A.C.クリスピン(英語版)の2011年の小説『パイレーツ・オブ・カリビアン/自由の代償(英語版)』では、キャプテン・ティーグと海賊卿ドン・ラファエルの会話の中で、「数ヶ月前、オポルトで誰に会ったか当ててみろ。(中略)ジェームズだ。(中略)彼は片手を失ったそうだ。(中略)でも、そんなに悪くないと言ってたよ。フックは戦いで短剣と同じくらい役に立つって。(中略)彼は少しも年を取っていなかった、一日もな。(中略)ジェームズはずっと...抑えた感じだった。(中略)酒場の主人の息子が皿を片付けに来たとき、彼が振り返ってジェームズを見たとき、ほんの一瞬だけ怯えたような顔をしたんだ。いや、それ以上に。恐怖に満ちた顔だった。(中略)想像できるか?少年に怯えられるなんて!」というやりとりがあった[33][34]。著者クリスピンは、「ジェームズ」がJ.M.バリーの『ピーター・パン』に登場するキャプテン・フックであることを確認した。

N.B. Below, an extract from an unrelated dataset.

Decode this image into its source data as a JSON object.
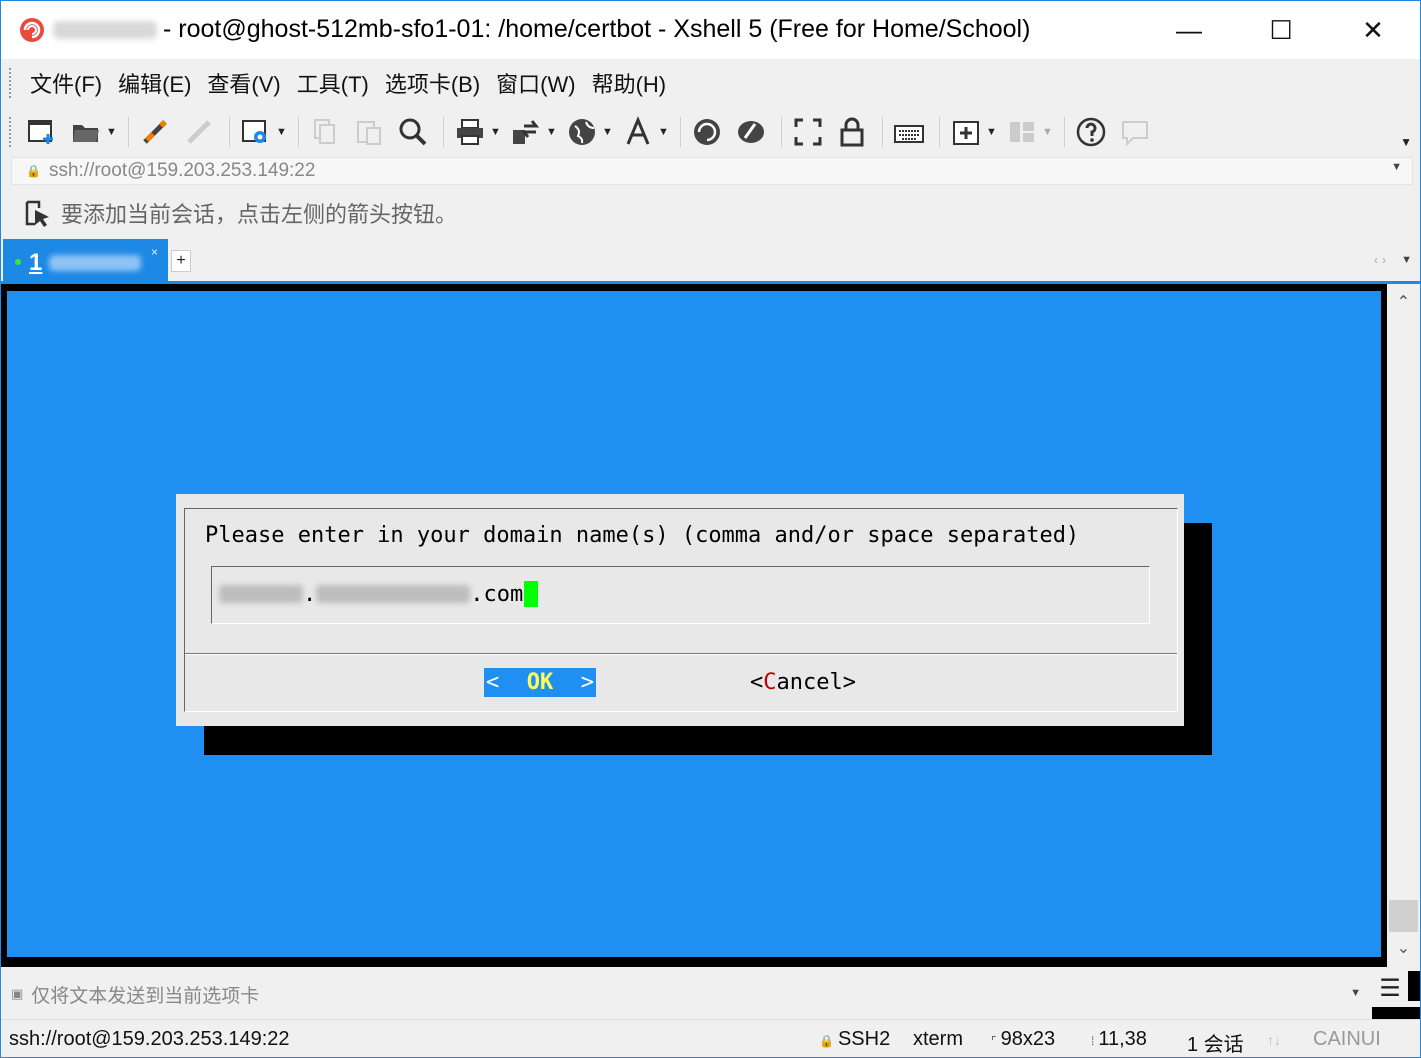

クリスピンは、パイレーツシリーズにはディズニーの「インジョーク」がいくつか含まれている(たとえば、『パイレーツ・オブ・カリビアン/呪われた海賊たち』でジレットが『リトル・マーメイド』について言及するコメントなど)ため、「ジェームズ」に言及することをジョークとして取り入れたと考えた[31][32]。
劇場
ピーター・パン(1950年のミュージカル)
レナード・バーンスタインのミュージカル版(英語版)では、ボリス・カーロフがミスター・ダーリング/キャプテン・フックを演じ、ジーン・アーサーがピーターを演じた。
ピーター・パン(1954年のミュージカル)
特に有名なのは、1954年のミュージカル版で、シリル・リチャード(英語版)がキャプテン・フックを演じ、メアリー・マーティン(英語版)がピーター・パンを演じた。また、1977年のリバイバル公演では、ジョージ・ローズ(英語版)がキャプテン・フックを演じ、サンディ・ダンカンがピーター・パンを演じた。
ファインディング・ネバーランド(2012年のミュージカル)
ミュージカル版『ファインディング・ネバーランド』におけるキャプテン・フックの役は、チャールズ・フローマンを演じる同じ俳優が担当している。この役は、レスターでオリバー・ブートによって初めて演じられた。アメリカン・レパートリー・シアター(英語版)での試演では、マイケル・マグラス(英語版)が演じた。ブロードウェイ版ではケルシー・グラマーがこの役を初演し、その後、アンソニー・ウォーロウ(英語版)、テレンス・マン、マーク・クディッシュ(英語版)が交代でこの役を務めた。最初の全米ツアーではトム・ヒューイット(英語版)がこの役を演じた。
その他
2012年ロンドンオリンピックの開会式
キャプテン・フックは、ヴォルデモート、ハートの女王、クルエラ・ド・ヴィル、チャイルド・キャッチャー(英語版)などの他のインフレータブル(膨張式)の悪役たちと共に、ロンドンで開催された2012年ロンドンオリンピックの開会式に登場し、イギリスの児童文学の悪役の1人として登場した。